Jakarta, IDN Times - Komisi Pemberantasan Korupsi (KPK) kembali memeriksa mantan Bendahara Asosiasi Muslim Penyelenggara Haji dan Umrah Republik Indonesia (Amphuri), Tauhid Hamdi. Usai diperiksa, dia mengaku kembali dicecar penyidik soal pertemuan dengan mantan Menteri Agama, Yaqut Cholil Qoumas..
"Masih sekitar pendalaman pertemuan dengan Gus Yaqut," ujarnya di Gedung Merah Putih KPK, Jakarta Selatan, Selasa (7/10/2025).

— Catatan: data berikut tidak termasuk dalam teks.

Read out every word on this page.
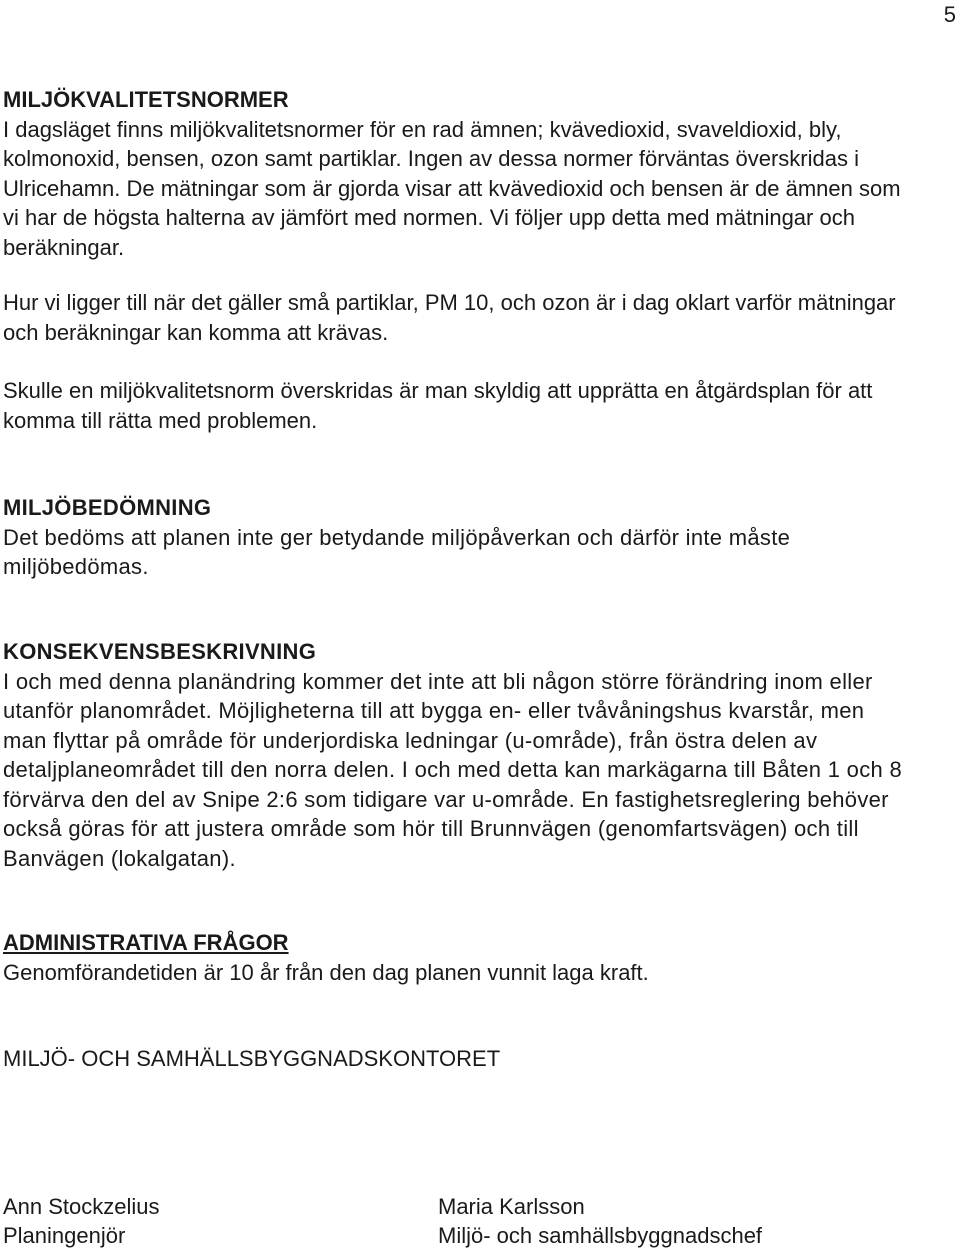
5
MILJÖKVALITETSNORMER

I dagsläget finns miljökvalitetsnormer för en rad ämnen; kvävedioxid, svaveldioxid, bly, kolmonoxid, bensen, ozon samt partiklar. Ingen av dessa normer förväntas överskridas i Ulricehamn. De mätningar som är gjorda visar att kvävedioxid och bensen är de ämnen som vi har de högsta halterna av jämfört med normen. Vi följer upp detta med mätningar och beräkningar.

Hur vi ligger till när det gäller små partiklar, PM 10, och ozon är i dag oklart varför mätningar och beräkningar kan komma att krävas.

Skulle en miljökvalitetsnorm överskridas är man skyldig att upprätta en åtgärdsplan för att komma till rätta med problemen.

MILJÖBEDÖMNING

Det bedöms att planen inte ger betydande miljöpåverkan och därför inte måste miljöbedömas.

KONSEKVENSBESKRIVNING

I och med denna planändring kommer det inte att bli någon större förändring inom eller utanför planområdet. Möjligheterna till att bygga en- eller tvåvåningshus kvarstår, men man flyttar på område för underjordiska ledningar (u-område), från östra delen av detaljplaneområdet till den norra delen. I och med detta kan markägarna till Båten 1 och 8 förvärva den del av Snipe 2:6 som tidigare var u-område. En fastighetsreglering behöver också göras för att justera område som hör till Brunnvägen (genomfartsvägen) och till Banvägen (lokalgatan).

ADMINISTRATIVA FRÅGOR

Genomförandetiden är 10 år från den dag planen vunnit laga kraft.

MILJÖ- OCH SAMHÄLLSBYGGNADSKONTORET
Ann Stockzelius
Planingenjör
Maria Karlsson
Miljö- och samhällsbyggnadschef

Eks Bendahara Amphuri Dicecar KPK soal Pertemuan dengan Yaqut

Intinya sih...
Tauhid sudah tiga kali diperiksa KPK
Indonesia dalam tambahan 20 ribu kuota haji
Kerugian negara mencapai Rp1 triliun
1. Tauhid sudah tiga kali diperiksa KPK
Tauhid sudah tiga kali diperiksa KPK. Sebelumnya, dia pernah diperiksa KPK pada 19 dan 25 September 2025.
Dalam pemeriksaan kali ini, KPK tak hanya memanggil Tauhid. KPK juga memanggil Supratman Abdul Rahman (Direktur PT Sindo Wisata Travel), Artha Hanif (Direktur Utama PT Thayiba Tora), dan Iqbal Muhajir (swasta).

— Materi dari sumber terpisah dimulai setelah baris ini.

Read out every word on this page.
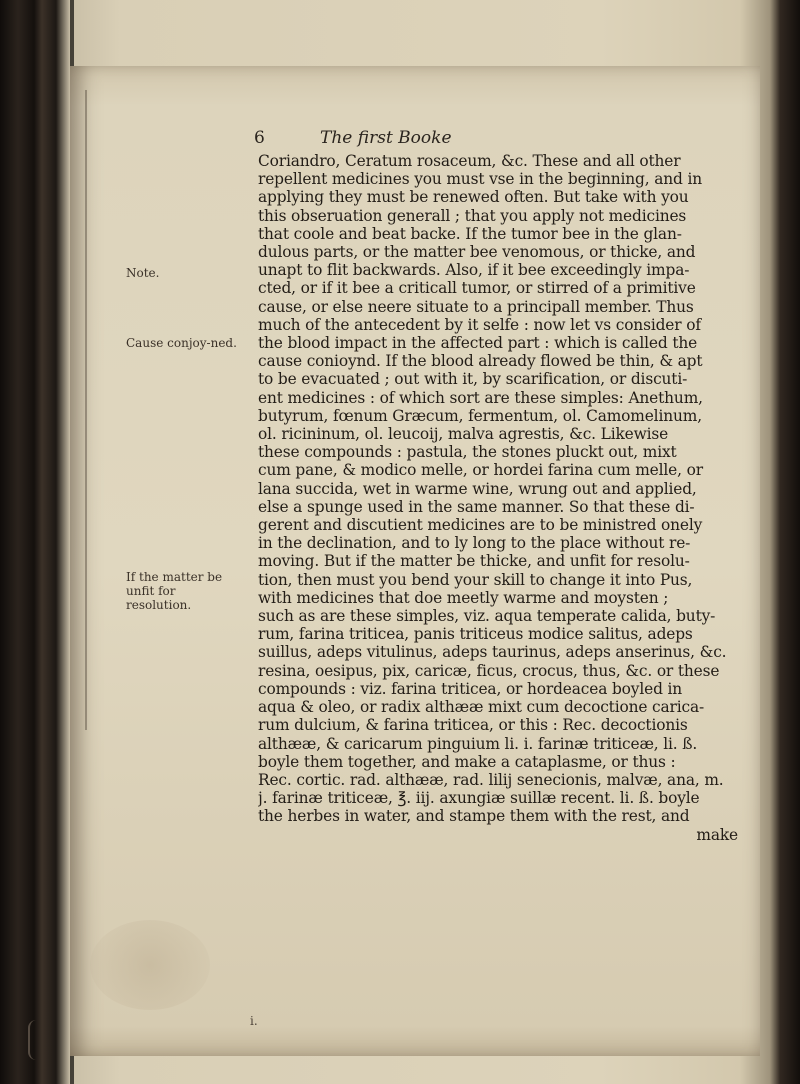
6	The first Booke
Note.
Cause conjoy-ned.
If the matter be unfit for resolution.
Coriandro, Ceratum rosaceum, &c. These and all other
repellent medicines you must vse in the beginning, and in
applying they must be renewed often. But take with you
this obseruation generall ; that you apply not medicines
that coole and beat backe. If the tumor bee in the glan-
dulous parts, or the matter bee venomous, or thicke, and
unapt to flit backwards. Also, if it bee exceedingly impa-
cted, or if it bee a criticall tumor, or stirred of a primitive
cause, or else neere situate to a principall member. Thus
much of the antecedent by it selfe : now let vs consider of
the blood impact in the affected part : which is called the
cause conioynd. If the blood already flowed be thin, & apt
to be evacuated ; out with it, by scarification, or discuti-
ent medicines : of which sort are these simples: Anethum,
butyrum, fœnum Græcum, fermentum, ol. Camomelinum,
ol. ricininum, ol. leucoij, malva agrestis, &c. Likewise
these compounds : pastula, the stones pluckt out, mixt
cum pane, & modico melle, or hordei farina cum melle, or
lana succida, wet in warme wine, wrung out and applied,
else a spunge used in the same manner. So that these di-
gerent and discutient medicines are to be ministred onely
in the declination, and to ly long to the place without re-
moving. But if the matter be thicke, and unfit for resolu-
tion, then must you bend your skill to change it into Pus,
with medicines that doe meetly warme and moysten ;
such as are these simples, viz. aqua temperate calida, buty-
rum, farina triticea, panis triticeus modice salitus, adeps
suillus, adeps vitulinus, adeps taurinus, adeps anserinus, &c.
resina, oesipus, pix, caricæ, ficus, crocus, thus, &c. or these
compounds : viz. farina triticea, or hordeacea boyled in
aqua & oleo, or radix althææ mixt cum decoctione carica-
rum dulcium, & farina triticea, or this : Rec. decoctionis
althææ, & caricarum pinguium li. i. farinæ triticeæ, li. ß.
boyle them together, and make a cataplasme, or thus :
Rec. cortic. rad. althææ, rad. lilij senecionis, malvæ, ana, m.
j. farinæ triticeæ, ℥. iij. axungiæ suillæ recent. li. ß. boyle
the herbes in water, and stampe them with the rest, and
make
i.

2. Indonesia dalam tambahan 20 ribu kuota haji
Indonesia mendapatkan kuota haji tambahan setelah Presiden RI ketujuh Joko "Jokowi" Widodo bertemu dengan Putra Mahkota yang juga Perdana Menteri (PM) Kerajaan Arab Saudi Mohammed bin Salman Al-Saud pada 19 Oktober 2023.
Berdasarkan Pasal 64 ayat 2 Undang-undang Nomor 8 Tahun 2019 tentang Penyelenggaraan Ibadah Haji dan Umrah, kuota haji khusus ditetapkan sebesar delapan persen dari kuota haji Indonesia, sementara sisanya untuk kuota haji reguler.
Indonesia mendapatkan 20 ribu kuota haji tambahan. Seharusnya, 18.400 kuota untuk jemaah haji reguler dan sisanya untuk haji khusus.
Namun, yang terjadi justru pembagiannya dibagi menjadi 10 ribu untuk kuota haji reguler dan 10 ribu untuk kuota haji khusus. Hal itu tertuang dalam Surat Keputusan (SK) Menteri Agama Nomor 130 Tahun 2024 yang ditandatangani Yaqut pada 15 Januari 2024.
3. Kerugian negara mencapai Rp1 triliun
KPK pun telah menerbitkan surat perintah penyidikan (SPRINDIK) kasus ini. Namun, belum ada sosok yang ditetapkan sebagai tersangka.
Berdasarkan perhitungan sementara internal KPK, diduga kasus ini merugikan negara Rp1 triliun. Namun, hitungan ini belum melibatkan Badan Pemeriksa Keuangan.